Importantly, inserting a delay period before the Go signal reduced the correlation between the bound-crossing time and the response time (Fig. 7C,D) (p = 0.0005) (Eq. 7). In fact, the correlation coefficients were not significantly different from 0. Here, our comparison is focused on the delay and no-delay trials with short stimulus durations because of the similarly large number of trials. The lack of correlation is expected, because, according to the bounded accumulation hypothesis, the decision has completed long before the Go signal in these trials. The variable RT in these trials is presumably explained by whatever mechanism accounts for variable motor latencies in the absence of a decision among alternatives (Carpenter, 1988; Hanes and Schall, 1996). The lack of correlation in these trials also rules out potentially trivial explanations for the correlation such as increased vigilance, arousal, attentiveness, or level of preparedness. Such causes would have induced similar correlations for the delay and no-delay trials. Together, these analyses (Figs. 4⇑⇑–7) support the hypothesis that a bounded accumulation of evidence, represented in LIP activity, underlies the monkey's choices even when the stimulus duration is controlled by the environment.
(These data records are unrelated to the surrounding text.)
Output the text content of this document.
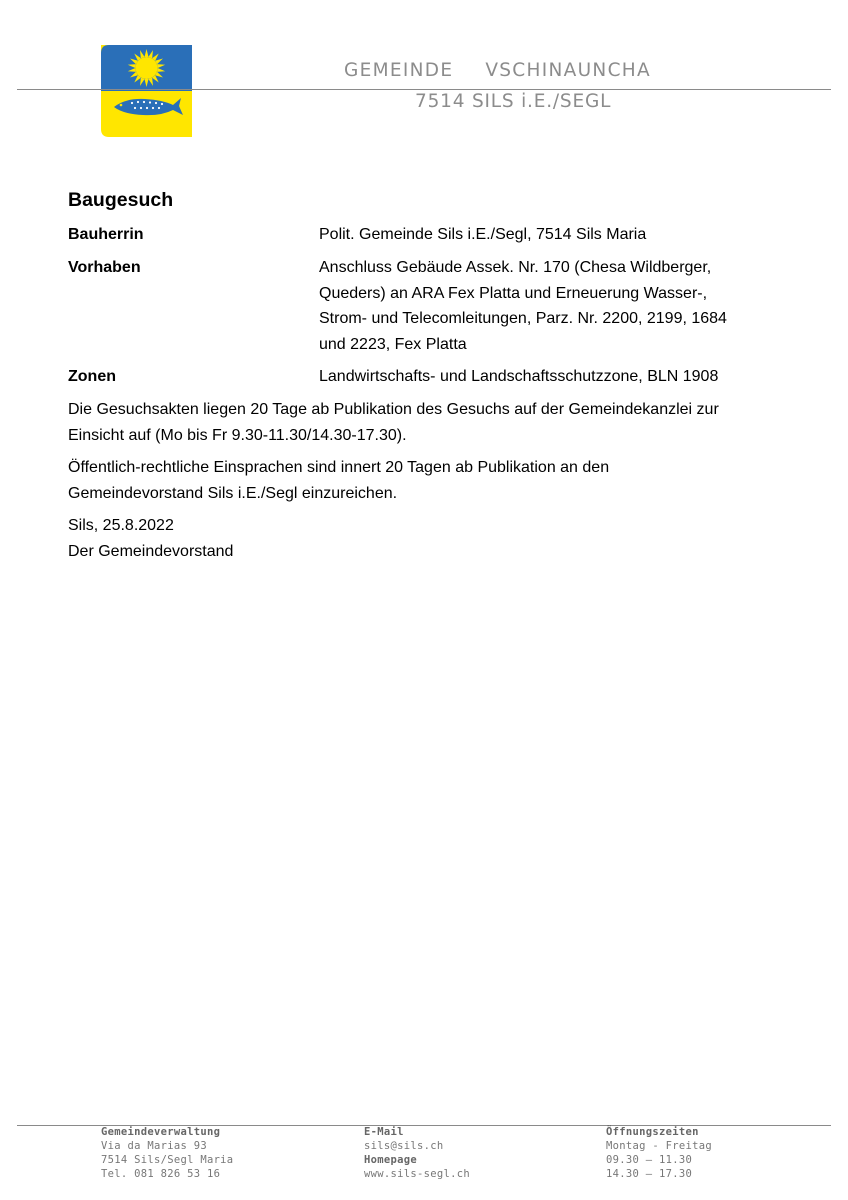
GEMEINDE VSCHINAUNCHA
7514 SILS i.E./SEGL
Baugesuch
Bauherrin	Polit. Gemeinde Sils i.E./Segl, 7514 Sils Maria
Vorhaben	Anschluss Gebäude Assek. Nr. 170 (Chesa Wildberger,
Queders) an ARA Fex Platta und Erneuerung Wasser-,
Strom- und Telecomleitungen, Parz. Nr. 2200, 2199, 1684
und 2223, Fex Platta
Zonen	Landwirtschafts- und Landschaftsschutzzone, BLN 1908
Die Gesuchsakten liegen 20 Tage ab Publikation des Gesuchs auf der Gemeindekanzlei zur
Einsicht auf (Mo bis Fr 9.30-11.30/14.30-17.30).
Öffentlich-rechtliche Einsprachen sind innert 20 Tagen ab Publikation an den
Gemeindevorstand Sils i.E./Segl einzureichen.
Sils, 25.8.2022
Der Gemeindevorstand
Gemeindeverwaltung
Via da Marias 93
7514 Sils/Segl Maria
Tel. 081 826 53 16
E-Mail
sils@sils.ch
Homepage
www.sils-segl.ch
Öffnungszeiten
Montag - Freitag
09.30 – 11.30
14.30 – 17.30
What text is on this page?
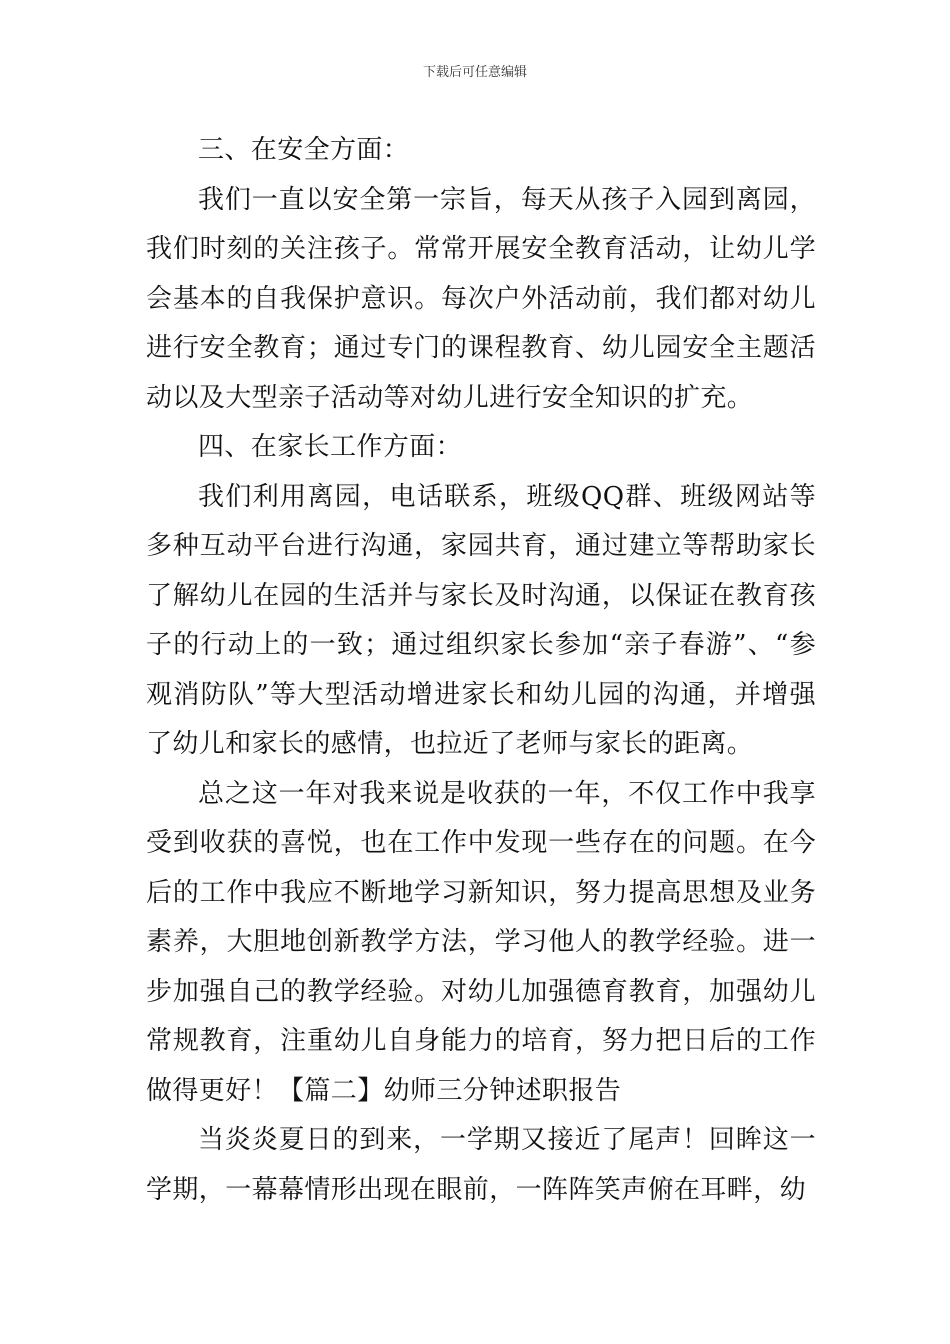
下载后可任意编辑

三、在安全方面：

我们一直以安全第一宗旨，每天从孩子入园到离园，我们时刻的关注孩子。常常开展安全教育活动，让幼儿学会基本的自我保护意识。每次户外活动前，我们都对幼儿进行安全教育；通过专门的课程教育、幼儿园安全主题活动以及大型亲子活动等对幼儿进行安全知识的扩充。

四、在家长工作方面：

我们利用离园，电话联系，班级QQ群、班级网站等多种互动平台进行沟通，家园共育，通过建立等帮助家长了解幼儿在园的生活并与家长及时沟通，以保证在教育孩子的行动上的一致；通过组织家长参加“亲子春游”、“参观消防队”等大型活动增进家长和幼儿园的沟通，并增强了幼儿和家长的感情，也拉近了老师与家长的距离。

总之这一年对我来说是收获的一年，不仅工作中我享受到收获的喜悦，也在工作中发现一些存在的问题。在今后的工作中我应不断地学习新知识，努力提高思想及业务素养，大胆地创新教学方法，学习他人的教学经验。进一步加强自己的教学经验。对幼儿加强德育教育，加强幼儿常规教育，注重幼儿自身能力的培育，努力把日后的工作做得更好！【篇二】幼师三分钟述职报告

当炎炎夏日的到来，一学期又接近了尾声！回眸这一学期，一幕幕情形出现在眼前，一阵阵笑声俯在耳畔，幼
Errors are governed by the same mechanism as the correct responses
In error trials, the LIP neurons reflected the monkey's choice rather than the direction of random dot motion (Fig. 8A): the firing rate rose to almost the same level for the Tin trials independent of whether the monkey's choice was correct or incorrect. Moreover, the rate of buildup for fast and slow errors greatly resembled that of the pattern observed with fast and slow correct choices. To appreciate this, we pooled error trials using the lower range of motion strengths (6.4, 12.8, and 25.6%; errors were too infrequent above this range). For short stimulus duration trials (<200 ms) without a delay period, the buildup rate of neural activity was significantly larger in the trials in which the monkey responded faster (slope change, 59.4 ± 31.2 spike/s2; p = 0.05). Similar to the correct trials, the difference in the buildup rate was not significant for delay trials with short stimulus durations (slope change, −11.6 ± 29.6 spikes/s2; p = 0.35). [The number of error trials for the long-durations stimuli (>700 ms) was too few to support a similar analysis.]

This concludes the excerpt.